Everyone is looking at me now.
“Cuff bracelet. All metal is a pink alloy. This is what you wear when…” I pull out the choker and hold it up to my neck. “Well, it’s what you wear whenever you feel like it. It’s high-end, but not playing the high-end game.” I pull out a bracelet and lay it flat. On the front of each medallion, the size of a quarter, is a fun painted animal face. On the back are the various messages. Zoinks. Hell no. Hell yes. Smuck U. “It’s not about what the world tells you to be. It’s about what makes you feel alive. This is for a woman who’s so done with being pushed around.”
Do I sound like a crackpot? Probably.
The buyer gazes at the prebuyers. Back at the Smuck U collection. Back at me. “I like it, but it doesn’t work for us, and especially not…it’s not what we had slotted.”
I thank them for their time and get out of there, down the elevator, out onto the sunny sidewalk where I’m jostled by pedestrians and assaulted by the scent of diesel trucks and burned hot dogs.
I just blew the biggest meeting of the year.
I might be making sequined dog collars for the rest of my life.
And I feel…happy.
Eleven
Henry
* * *
She’s late for the board meeting. Almost ten minutes late. I’m surprised. I keep watching the elevators across the vast empty space that, since this is Manhattan, costs more per square foot than a Bentley.
Brett rocks back in his chair and says, “Somebody didn’t read the bylaws as well as she should’ve.”
The bylaws stipulate that if you’re fifteen minutes late without alerting anyone, the board votes your percentage. It’s a rule that was originally created so meetings wouldn’t get held up if our grandfather decided to grab a dozen glazed bear claws from Jolly’s on the way in from Long Island.
“Let’s do this.” I pull up the motion to strip her of her votes and enter it into the agenda with a sense of disappointment.
I was looking forward to today. Perverse, I know. But I’m curious to see what’s next in the pretty little scammer’s playbook. Does she cram on the bylaws? Bide her time until she attains expertise in all things Locke, and then go in for the kill?
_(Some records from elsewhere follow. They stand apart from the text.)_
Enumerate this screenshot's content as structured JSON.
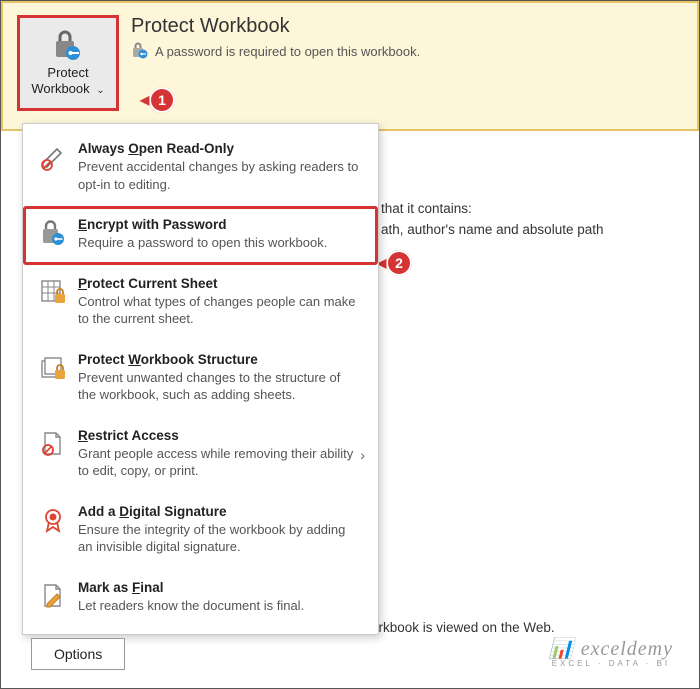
{
  "banner": {
    "title": "Protect Workbook",
    "subtitle": "A password is required to open this workbook.",
    "button_line1": "Protect",
    "button_line2": "Workbook"
  },
  "callouts": {
    "c1": "1",
    "c2": "2"
  },
  "menu": {
    "items": [
      {
        "title_pre": "Always ",
        "title_u": "O",
        "title_post": "pen Read-Only",
        "desc": "Prevent accidental changes by asking readers to opt-in to editing."
      },
      {
        "title_pre": "",
        "title_u": "E",
        "title_post": "ncrypt with Password",
        "desc": "Require a password to open this workbook."
      },
      {
        "title_pre": "",
        "title_u": "P",
        "title_post": "rotect Current Sheet",
        "desc": "Control what types of changes people can make to the current sheet."
      },
      {
        "title_pre": "Protect ",
        "title_u": "W",
        "title_post": "orkbook Structure",
        "desc": "Prevent unwanted changes to the structure of the workbook, such as adding sheets."
      },
      {
        "title_pre": "",
        "title_u": "R",
        "title_post": "estrict Access",
        "desc": "Grant people access while removing their ability to edit, copy, or print."
      },
      {
        "title_pre": "Add a ",
        "title_u": "D",
        "title_post": "igital Signature",
        "desc": "Ensure the integrity of the workbook by adding an invisible digital signature."
      },
      {
        "title_pre": "Mark as ",
        "title_u": "F",
        "title_post": "inal",
        "desc": "Let readers know the document is final."
      }
    ]
  },
  "background": {
    "line1": "that it contains:",
    "line2": "ath, author's name and absolute path",
    "line3": "orkbook is viewed on the Web."
  },
  "options_label": "Options",
  "watermark": {
    "brand": "exceldemy",
    "tag": "EXCEL · DATA · BI"
  }
}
Or does she play bull in the china shop, making us suffer and squirm until we make her a better offer?
Does she cut in a lawyer? Somebody to read everything that comes up for vote? I definitely wouldn’t blame her if she did that, considering what we pulled in that last meeting.
Mandy seconds the additional agenda item and moves that we consider it first.
Kaleb seconds the emotion.
At thirteen after, right as we’re about to vote her off the island, the elevator doors open.
I sit up, heart pounding. Saved by the bell, I think, folding my hands in front of me, ready to give her the amused smile that seems to annoy the stuffing out of her. Ready for another one of her prim-but-strangely-hot librarian outfits.